Over the last couple of weeks, I have been working on getting binary packages for Varnish modules built. In the current version, you need to have a built, unpacked source tree to build a module against. This is being fixed in the next version, but until then, I needed to provide this in the build environment somehow.
RPMs were surprisingly easy, since our RPM build setup is much simpler and doesn’t use mock/mach or other chroot-based tools. Just make a source RPM available and unpack + compile that.
Debian packages on the other hand, they were not easy to get going.

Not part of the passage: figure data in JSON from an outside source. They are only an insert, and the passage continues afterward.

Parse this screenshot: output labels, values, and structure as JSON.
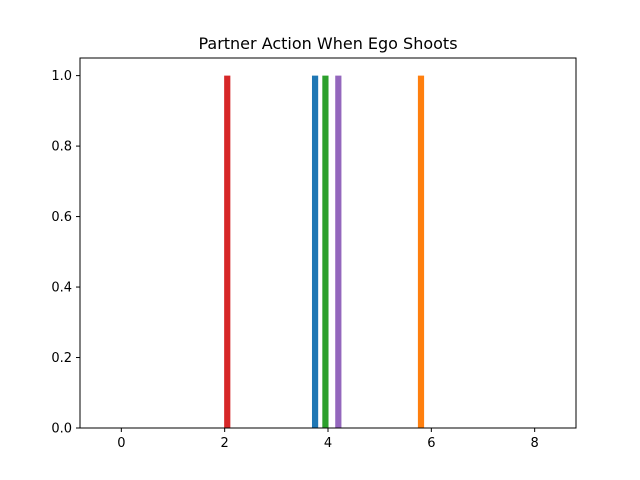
{
  "chart_data": {
    "type": "bar",
    "title": "Partner Action When Ego Shoots",
    "xlabel": "",
    "ylabel": "",
    "xlim": [
      -0.8,
      8.8
    ],
    "ylim": [
      0,
      1.05
    ],
    "xticks": [
      0,
      2,
      4,
      6,
      8
    ],
    "yticks": [
      0.0,
      0.2,
      0.4,
      0.6,
      0.8,
      1.0
    ],
    "xtick_labels": [
      "0",
      "2",
      "4",
      "6",
      "8"
    ],
    "ytick_labels": [
      "0.0",
      "0.2",
      "0.4",
      "0.6",
      "0.8",
      "1.0"
    ],
    "bar_width": 0.12,
    "grid": false,
    "legend": "none",
    "series": [
      {
        "x": 3.75,
        "value": 1.0,
        "color": "#1f77b4"
      },
      {
        "x": 5.8,
        "value": 1.0,
        "color": "#ff7f0e"
      },
      {
        "x": 3.95,
        "value": 1.0,
        "color": "#2ca02c"
      },
      {
        "x": 2.05,
        "value": 1.0,
        "color": "#d62728"
      },
      {
        "x": 4.2,
        "value": 1.0,
        "color": "#9467bd"
      }
    ]
  }
}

My first problem was to just get the Varnish source package into the
chroot. I ended up making a directory in /var/lib/sbuild/build
which is exposed as /build
once sbuild
runs. The other hard part
was getting Varnish itself built. sbuild
exposes two hooks that
could work: a pre-build
hook and a chroot-setup
hook. Neither
worked: Pre-build is called before the chroot is set up, so we can’t
build Varnish. Chroot-setup is run before the build-dependencies are
installed and it runs as the user invoking sbuild
, so it can’t
install packages.
Sparc32 and similar architectures use the linux32
tool to set the
personality before building packages. I ended up abusing this, so I
set HOME to a temporary directory where I create a .sbuildrc
which sets
$build_env_cmnd
to a script which in turns unpacks the Varnish
source, builds it and then chains to dpkg-buildpackage
. Of course,
the build-dependencies for modules don’t include all the
build-dependencies for Varnish itself, so I have to extract those from
the Varnish source package too.
No source available at this point, mostly because it’s beyond ugly. I’ll see if I can get it cleaned up.